The Homeland Security Department’s Customs and Border Protection agency is piloting the use of mobile devices in the field. Wolf Tombe, CBP’s chief technology officer, says the agency has rolled out the devices to a limited number of users, but once a few implementation challenges are met, the rollout will scale up to 500, including users in all of CBP’s mission offices. The goal is to rapidly scale to 1,000 users, then up to 5,000 users and beyond.
One of the implementation hurdles CBP is working to overcome is finding a way to securely authenticate users on smartphones with the Personal Identity Verification (PIV) cards that the agency’s users receive.
“We are currently exploring a number of options for authenticating these devices against the PIV cards,” Tombe says. “These include secure Bluetooth portable card readers and moving the PIV card certificates and credentials onto the government-owned smartphone or other mobile device. This is being explored in combination with a number of two-factor authentication mechanisms.”
Chris Silva, an industry analyst for the Altimeter Group who focuses on mobility, says CBP’s use of smart cards to access smartphones is likely where most federal agencies are headed. The armed forces have adopted the Common Access Card, or CAC, while many civilian agencies issue PIV cards.
“I think what you’ll see agencies do is use the CAC or PIV cards to access the device or to access a secure portion of the device,” says Silva.
Tombe says CBP wants PIV integration with mobile devices to deliver access to the agency’s internal mobile applications and mission data that may reside in agency applications and databases.
“The data is both data that’s available via the Internet and the use of a virtual private network or related technologies for real back-end data needed to accomplish work,” Tombe says.
A TSA Mobility Pilot
Rich Smith, acting executive director of operations for the Transportation Security Administration’s Office of IT, says TSA also has a pilot that’s testing mobile access to the network via PIV cards. TSA uses PIV card readers in notebooks and keyboards used by agency personnel to access the network.
Smith says TSA also plans to move forward on the Homeland Security Presidential Directive 12 (HSPD-12) authentication strategy for smartphones. He characterized the strategy as an initial operating capability based on metrics established by the Office of Management and Budget.
Smith says TSA plans a phased approach to implementing HSPD-12. In the first phase, the focus will be on implementing PIV card access to the network using individuals’ computers. For Phase 2, TSA will use PIV cards for access to applications and databases and further development of a mobile PIV solution.
While most agencies are taking a cautious approach with mobile accessories, Bill Keely, deputy chief technology officer for mission assurance at the Defense Information Systems Agency, says the Defense Department plans a fairly aggressive program.
“Our goal is for DOD employees to have the same access to information on their smartphones as they do on desktops or mobile notebooks,” Keely says.
Keely envisions an environment in which mobile accessories for smartphones deliver secure access to email, web pages, and DOD transaction and logistics systems.
He says DOD has deployed CAC readers on smartphones with limited success mainly because users find the CACs cumbersome to handle on smartphones.
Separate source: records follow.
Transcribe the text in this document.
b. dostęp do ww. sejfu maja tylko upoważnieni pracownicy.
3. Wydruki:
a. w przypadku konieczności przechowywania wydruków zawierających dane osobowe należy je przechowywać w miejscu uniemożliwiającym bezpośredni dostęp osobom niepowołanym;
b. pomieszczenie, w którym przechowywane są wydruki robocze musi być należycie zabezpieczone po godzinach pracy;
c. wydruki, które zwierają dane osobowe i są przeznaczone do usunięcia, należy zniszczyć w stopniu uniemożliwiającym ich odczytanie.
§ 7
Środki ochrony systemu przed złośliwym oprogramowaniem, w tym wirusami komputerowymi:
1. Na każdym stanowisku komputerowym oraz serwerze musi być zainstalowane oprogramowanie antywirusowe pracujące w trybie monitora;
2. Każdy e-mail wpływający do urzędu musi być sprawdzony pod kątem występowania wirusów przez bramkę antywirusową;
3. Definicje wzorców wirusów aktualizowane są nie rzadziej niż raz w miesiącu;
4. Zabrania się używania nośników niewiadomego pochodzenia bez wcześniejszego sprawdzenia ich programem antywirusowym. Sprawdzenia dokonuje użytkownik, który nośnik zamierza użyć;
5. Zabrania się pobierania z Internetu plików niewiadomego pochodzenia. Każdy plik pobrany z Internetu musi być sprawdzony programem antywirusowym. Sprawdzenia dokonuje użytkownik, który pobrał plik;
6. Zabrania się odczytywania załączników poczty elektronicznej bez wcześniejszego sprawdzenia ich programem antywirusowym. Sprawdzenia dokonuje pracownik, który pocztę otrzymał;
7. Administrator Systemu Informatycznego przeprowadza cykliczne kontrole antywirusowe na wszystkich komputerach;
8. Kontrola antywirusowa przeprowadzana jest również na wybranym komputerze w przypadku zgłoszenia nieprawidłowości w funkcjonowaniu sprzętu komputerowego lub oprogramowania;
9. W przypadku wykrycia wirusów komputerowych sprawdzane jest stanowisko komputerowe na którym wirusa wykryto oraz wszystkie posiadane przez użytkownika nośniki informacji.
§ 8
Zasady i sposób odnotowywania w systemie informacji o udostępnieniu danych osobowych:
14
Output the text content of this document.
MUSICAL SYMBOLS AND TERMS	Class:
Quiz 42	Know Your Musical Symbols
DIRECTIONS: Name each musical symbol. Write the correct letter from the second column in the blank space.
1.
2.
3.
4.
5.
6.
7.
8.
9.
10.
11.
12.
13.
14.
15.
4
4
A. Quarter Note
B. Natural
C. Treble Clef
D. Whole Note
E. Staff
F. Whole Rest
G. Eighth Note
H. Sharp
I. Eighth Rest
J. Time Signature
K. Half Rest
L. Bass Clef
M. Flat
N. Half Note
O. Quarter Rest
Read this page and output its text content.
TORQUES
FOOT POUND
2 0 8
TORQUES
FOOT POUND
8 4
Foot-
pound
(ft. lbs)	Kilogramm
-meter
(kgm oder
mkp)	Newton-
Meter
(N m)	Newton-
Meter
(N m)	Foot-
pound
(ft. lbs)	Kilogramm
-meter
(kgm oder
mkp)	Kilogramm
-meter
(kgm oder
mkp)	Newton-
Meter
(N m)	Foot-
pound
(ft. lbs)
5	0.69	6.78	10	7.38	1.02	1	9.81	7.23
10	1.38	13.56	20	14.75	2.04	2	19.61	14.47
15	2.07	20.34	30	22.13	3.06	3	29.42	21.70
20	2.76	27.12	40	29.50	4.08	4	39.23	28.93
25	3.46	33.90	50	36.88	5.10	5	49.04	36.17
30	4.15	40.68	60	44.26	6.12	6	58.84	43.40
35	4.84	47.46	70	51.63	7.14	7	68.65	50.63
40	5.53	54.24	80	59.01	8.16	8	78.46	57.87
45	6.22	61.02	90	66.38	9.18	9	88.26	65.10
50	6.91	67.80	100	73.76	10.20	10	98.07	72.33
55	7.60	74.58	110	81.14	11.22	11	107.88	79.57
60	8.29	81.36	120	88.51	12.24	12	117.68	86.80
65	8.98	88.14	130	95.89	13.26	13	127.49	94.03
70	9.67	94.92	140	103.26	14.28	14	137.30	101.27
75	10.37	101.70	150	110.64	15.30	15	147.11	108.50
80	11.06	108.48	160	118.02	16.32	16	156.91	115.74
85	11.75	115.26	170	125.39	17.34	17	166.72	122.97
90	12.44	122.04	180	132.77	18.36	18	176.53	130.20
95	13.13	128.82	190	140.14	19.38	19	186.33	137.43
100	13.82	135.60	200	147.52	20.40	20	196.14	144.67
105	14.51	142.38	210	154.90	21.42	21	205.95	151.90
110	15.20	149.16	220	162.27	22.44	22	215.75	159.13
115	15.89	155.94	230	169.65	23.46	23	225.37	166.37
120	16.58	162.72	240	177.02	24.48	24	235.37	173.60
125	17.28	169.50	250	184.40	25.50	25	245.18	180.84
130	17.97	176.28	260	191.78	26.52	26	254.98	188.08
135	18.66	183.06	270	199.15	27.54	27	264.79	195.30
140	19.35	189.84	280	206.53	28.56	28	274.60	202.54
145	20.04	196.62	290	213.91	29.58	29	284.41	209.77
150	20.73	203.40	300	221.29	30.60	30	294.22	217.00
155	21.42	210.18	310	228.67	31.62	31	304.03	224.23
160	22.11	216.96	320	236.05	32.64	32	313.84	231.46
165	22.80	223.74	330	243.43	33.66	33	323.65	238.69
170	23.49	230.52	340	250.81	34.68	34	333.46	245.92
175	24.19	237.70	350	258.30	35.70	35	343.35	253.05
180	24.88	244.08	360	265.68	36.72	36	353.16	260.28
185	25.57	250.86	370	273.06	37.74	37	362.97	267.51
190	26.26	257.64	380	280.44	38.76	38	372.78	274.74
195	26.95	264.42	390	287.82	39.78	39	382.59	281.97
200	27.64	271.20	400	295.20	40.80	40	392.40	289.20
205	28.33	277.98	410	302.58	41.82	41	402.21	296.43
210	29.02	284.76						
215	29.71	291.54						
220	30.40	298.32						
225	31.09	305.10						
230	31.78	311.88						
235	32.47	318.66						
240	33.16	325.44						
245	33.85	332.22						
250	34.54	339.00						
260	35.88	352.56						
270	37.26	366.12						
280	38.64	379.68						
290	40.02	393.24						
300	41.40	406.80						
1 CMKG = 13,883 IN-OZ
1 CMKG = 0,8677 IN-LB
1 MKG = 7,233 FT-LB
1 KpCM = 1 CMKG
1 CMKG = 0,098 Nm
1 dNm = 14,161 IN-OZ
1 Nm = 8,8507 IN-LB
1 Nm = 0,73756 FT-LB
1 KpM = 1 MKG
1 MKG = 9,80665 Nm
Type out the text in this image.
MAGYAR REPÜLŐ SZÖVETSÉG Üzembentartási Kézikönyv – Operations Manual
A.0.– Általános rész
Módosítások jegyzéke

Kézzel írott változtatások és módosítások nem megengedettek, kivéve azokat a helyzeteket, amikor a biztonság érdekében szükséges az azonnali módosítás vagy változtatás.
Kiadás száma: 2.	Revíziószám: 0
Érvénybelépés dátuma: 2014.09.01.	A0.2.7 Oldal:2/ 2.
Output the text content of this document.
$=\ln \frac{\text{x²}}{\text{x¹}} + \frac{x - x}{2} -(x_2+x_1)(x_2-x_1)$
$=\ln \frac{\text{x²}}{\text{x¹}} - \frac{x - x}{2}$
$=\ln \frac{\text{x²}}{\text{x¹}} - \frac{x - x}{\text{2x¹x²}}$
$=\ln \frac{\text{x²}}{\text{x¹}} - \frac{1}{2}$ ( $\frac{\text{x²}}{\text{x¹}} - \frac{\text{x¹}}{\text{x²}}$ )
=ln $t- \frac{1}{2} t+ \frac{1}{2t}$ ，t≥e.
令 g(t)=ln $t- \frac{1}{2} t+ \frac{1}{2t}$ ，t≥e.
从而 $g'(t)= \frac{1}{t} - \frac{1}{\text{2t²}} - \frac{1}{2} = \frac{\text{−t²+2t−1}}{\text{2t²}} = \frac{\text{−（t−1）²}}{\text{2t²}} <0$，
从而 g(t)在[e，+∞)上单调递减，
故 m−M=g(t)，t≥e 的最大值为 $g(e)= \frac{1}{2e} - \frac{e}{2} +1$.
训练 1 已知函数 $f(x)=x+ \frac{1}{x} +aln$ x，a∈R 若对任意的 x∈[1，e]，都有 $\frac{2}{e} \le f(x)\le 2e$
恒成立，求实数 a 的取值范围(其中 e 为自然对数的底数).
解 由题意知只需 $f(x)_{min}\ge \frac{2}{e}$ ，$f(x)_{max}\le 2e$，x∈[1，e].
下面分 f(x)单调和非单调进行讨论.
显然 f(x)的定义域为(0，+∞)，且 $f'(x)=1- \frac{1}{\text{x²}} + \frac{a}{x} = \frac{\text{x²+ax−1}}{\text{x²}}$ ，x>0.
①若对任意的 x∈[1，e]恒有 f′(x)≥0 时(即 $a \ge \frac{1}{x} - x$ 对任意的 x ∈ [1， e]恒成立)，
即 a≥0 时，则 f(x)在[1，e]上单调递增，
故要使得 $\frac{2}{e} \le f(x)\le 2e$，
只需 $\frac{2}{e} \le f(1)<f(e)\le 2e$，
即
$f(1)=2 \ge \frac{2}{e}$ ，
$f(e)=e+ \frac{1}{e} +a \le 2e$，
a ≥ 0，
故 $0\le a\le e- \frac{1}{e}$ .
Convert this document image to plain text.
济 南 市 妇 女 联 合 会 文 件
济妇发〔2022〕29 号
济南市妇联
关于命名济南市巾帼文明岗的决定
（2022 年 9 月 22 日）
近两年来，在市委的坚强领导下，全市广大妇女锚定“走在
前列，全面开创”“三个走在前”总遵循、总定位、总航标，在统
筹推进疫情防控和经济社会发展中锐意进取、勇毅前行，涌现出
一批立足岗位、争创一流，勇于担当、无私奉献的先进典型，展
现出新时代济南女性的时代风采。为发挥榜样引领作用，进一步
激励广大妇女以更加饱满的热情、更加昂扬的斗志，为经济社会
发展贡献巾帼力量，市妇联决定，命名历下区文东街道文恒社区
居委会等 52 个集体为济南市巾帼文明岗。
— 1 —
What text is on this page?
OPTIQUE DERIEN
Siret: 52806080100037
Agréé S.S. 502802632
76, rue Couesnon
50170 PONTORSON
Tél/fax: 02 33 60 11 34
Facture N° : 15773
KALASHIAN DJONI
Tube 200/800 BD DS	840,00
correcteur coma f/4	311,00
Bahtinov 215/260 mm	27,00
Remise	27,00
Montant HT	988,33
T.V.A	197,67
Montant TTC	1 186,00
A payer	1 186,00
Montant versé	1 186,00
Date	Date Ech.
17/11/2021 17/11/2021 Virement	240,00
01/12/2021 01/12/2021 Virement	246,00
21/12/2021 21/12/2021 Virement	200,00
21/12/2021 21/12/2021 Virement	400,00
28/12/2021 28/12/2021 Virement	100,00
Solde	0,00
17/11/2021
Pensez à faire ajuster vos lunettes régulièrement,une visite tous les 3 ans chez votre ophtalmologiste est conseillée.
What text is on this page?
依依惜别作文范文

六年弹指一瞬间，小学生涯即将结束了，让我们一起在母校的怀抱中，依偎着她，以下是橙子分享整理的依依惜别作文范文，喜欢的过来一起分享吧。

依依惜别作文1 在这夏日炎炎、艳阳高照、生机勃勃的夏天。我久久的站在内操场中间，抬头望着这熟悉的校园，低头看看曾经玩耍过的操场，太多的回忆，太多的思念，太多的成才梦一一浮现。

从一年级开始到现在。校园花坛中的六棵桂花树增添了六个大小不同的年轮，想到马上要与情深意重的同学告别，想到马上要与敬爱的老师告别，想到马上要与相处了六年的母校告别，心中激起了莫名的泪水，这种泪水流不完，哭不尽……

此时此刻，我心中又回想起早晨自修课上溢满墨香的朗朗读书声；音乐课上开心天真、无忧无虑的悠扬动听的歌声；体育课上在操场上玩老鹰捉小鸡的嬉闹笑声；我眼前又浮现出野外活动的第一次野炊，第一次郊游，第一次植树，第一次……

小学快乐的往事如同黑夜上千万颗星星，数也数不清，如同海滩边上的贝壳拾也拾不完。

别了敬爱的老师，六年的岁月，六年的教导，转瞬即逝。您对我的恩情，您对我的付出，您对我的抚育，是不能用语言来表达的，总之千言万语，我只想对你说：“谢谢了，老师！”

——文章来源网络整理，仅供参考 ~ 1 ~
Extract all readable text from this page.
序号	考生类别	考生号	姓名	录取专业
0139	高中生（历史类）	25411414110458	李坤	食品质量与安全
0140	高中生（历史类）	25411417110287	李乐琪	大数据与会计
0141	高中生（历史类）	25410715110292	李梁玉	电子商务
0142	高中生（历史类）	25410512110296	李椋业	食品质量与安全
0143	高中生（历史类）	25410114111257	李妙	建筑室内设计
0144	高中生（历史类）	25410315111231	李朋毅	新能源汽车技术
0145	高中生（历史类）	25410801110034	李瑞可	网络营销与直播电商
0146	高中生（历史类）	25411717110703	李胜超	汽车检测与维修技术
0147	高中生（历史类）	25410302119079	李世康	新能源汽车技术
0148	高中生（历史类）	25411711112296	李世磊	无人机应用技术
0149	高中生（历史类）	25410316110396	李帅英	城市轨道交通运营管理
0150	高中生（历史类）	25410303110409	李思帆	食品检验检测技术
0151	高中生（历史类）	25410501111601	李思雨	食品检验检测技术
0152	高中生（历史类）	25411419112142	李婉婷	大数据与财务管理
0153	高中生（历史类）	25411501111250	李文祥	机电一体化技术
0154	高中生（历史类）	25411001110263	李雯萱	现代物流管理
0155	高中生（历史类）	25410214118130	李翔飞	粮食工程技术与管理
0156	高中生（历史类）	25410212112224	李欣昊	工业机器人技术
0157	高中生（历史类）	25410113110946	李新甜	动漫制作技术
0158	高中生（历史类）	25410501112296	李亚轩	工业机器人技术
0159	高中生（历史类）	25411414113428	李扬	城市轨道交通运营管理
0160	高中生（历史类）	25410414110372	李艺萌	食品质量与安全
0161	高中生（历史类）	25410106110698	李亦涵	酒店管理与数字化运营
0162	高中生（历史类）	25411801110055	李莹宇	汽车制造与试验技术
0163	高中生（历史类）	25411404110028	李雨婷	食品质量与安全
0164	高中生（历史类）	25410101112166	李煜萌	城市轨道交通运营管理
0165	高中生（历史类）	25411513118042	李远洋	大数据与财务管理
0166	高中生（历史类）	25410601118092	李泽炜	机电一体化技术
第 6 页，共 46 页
But that’s not stopping the department, Keely says, adding that DOD plans to test several other smartphone accessories. These include software-based certificates and a sleeve-style smart-card reader, which encloses the entire phone in a form-fitting sleeve that offers access to an integrated smart-card reader. It is less bulky than the separate wireless CAC readers DISA first deployed. Other options include a trusted platform module chip that could authenticate a smartphone, and a dongle that could be attached to a phone much like an external hard drive on a PC or notebook computer.
“I don’t think that there will be a one-size-fits-all solution,” Keely says. “With somewhere between 3 to 4 million people in the military worldwide, that would be impossible. Moving forward, I see us going with a few different solutions.”
As Always, Security Comes First
Securing smartphones as they grant access to more services has been a challenge that has vexed IT managers at federal agencies. Topping the list: the obvious question of what happens if the phone is lost or stolen?
CBP’s Tombe says his agency plans to explore mobile device management solutions that can secure mobile devices via encryption that meets Federal Information Processing Standards. He says the MDM solutions allow for automatic wiping of a device in situations such as if a user tries too many unsuccessful logins or if the device goes beyond a geographic boundary.
“We are also working with our partner vendors to ensure that enhanced security controls in compliance with standards established by the National Institute of Standards and Technology are included by both hardware and software manufacturers,” Tombe says.
TSA’s Smith says smartphones are deployed either fully encrypted or with software that creates a virtual sandbox so that agency information is contained. “Once users report the phone is stolen or lost, TSA can remotely wipe the data,” Smith says.
Although relatively few agencies have mainstreamed smartphone accessories, efforts are well under way for the federal government to take the next step in mobility.